Restaurant information
- Established: 1945
- Owner: Shelli and Irving Azoff
- Food type: Delicatessen
- Dress code: Casual
- Location: 414 North Beverly Drive, Beverly Hills, California, U.S.
- Website: www.natenals.com

= Nate 'n Al of Beverly Hills =

Nate 'n Al's is a Jewish deli located in Beverly Hills, California. The restaurant opened in 1945, occasionally serving as an informal meeting place for show business personalities.

==History==
Nate 'n Al's was started in 1945 by friends Al Mendelson and Nate Rimer. The two met in a Detroit deli twenty years before, and came up with the idea of opening their own deli. They moved to California and opened their deli calling it Nate ‘n Al in Beverly Hills. It had an initial capacity of thirty persons.

Catherine (Kaye) Coleman was the famous waitress-with-sass of the deli, credited for gathering a crowd of devoted regulars. She worked there for more than twenty years, up until her death in 2004. For over 40 years, Larry King had been a regular morning client of the deli.

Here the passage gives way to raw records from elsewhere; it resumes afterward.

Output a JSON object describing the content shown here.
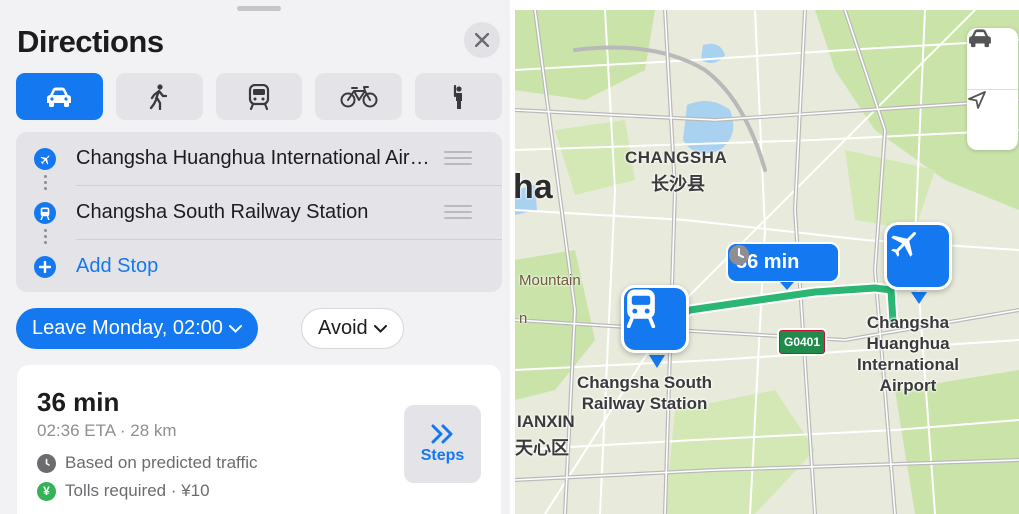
{
  "panel": {
    "title": "Directions",
    "close_icon": "close-icon",
    "transport_modes": [
      {
        "id": "drive",
        "icon": "car-icon",
        "active": true
      },
      {
        "id": "walk",
        "icon": "walking-person-icon",
        "active": false
      },
      {
        "id": "transit",
        "icon": "train-icon",
        "active": false
      },
      {
        "id": "cycle",
        "icon": "bicycle-icon",
        "active": false
      },
      {
        "id": "ride",
        "icon": "hailing-person-icon",
        "active": false
      }
    ],
    "stops": [
      {
        "label": "Changsha Huanghua International Airport",
        "icon": "airplane-icon"
      },
      {
        "label": "Changsha South Railway Station",
        "icon": "train-icon"
      }
    ],
    "add_stop_label": "Add Stop",
    "leave_label": "Leave Monday, 02:00",
    "avoid_label": "Avoid",
    "route": {
      "duration": "36 min",
      "eta_distance": "02:36 ETA · 28 km",
      "traffic_note": "Based on predicted traffic",
      "tolls_note": "Tolls required · ¥10",
      "steps_label": "Steps"
    }
  },
  "map": {
    "callout_duration": "36 min",
    "city_label_en": "CHANGSHA",
    "city_label_zh": "长沙县",
    "partial_label_left": "ha",
    "mountain_label": "Mountain",
    "district_label_en": "IANXIN",
    "district_label_zh": "天心区",
    "partial_label_small": "n",
    "highway_shield": "G0401",
    "origin_label": "Changsha\nHuanghua\nInternational\nAirport",
    "destination_label": "Changsha South\nRailway Station",
    "colors": {
      "route": "#2bb673",
      "accent": "#1479f0",
      "park": "#c9e3a9",
      "water": "#a9d2f0"
    }
  }
}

After remaining a family restaurant for three generations, the restaurant was put up for sale in 2018 by the grand children of the original owners, then it was bought by Shelli and Irving Azoff the following year. In January 2019, it was announced that a group of investors including Rande Gerber and Cindy Crawford, Michael Meldman, Jeff Shell, and Jay Sures would purchase the deli and keep it open. In 2022, the Azoffs formed a partnership with H.Wood Group who will assume daily management of the restaurant while the Azoffs assumed advisory and financial role.

== Ratings ==
LA Weekly ranked the deli's matzo ball soup #1 in the magazine's "Top 5 Matzo Ball Soups in Los Angeles" in 2011.  CBS/Los Angeles ranked the deli's Corned Beef Reuben Sandwich on its list of the "Best Reubens in Los Angeles" in 2012.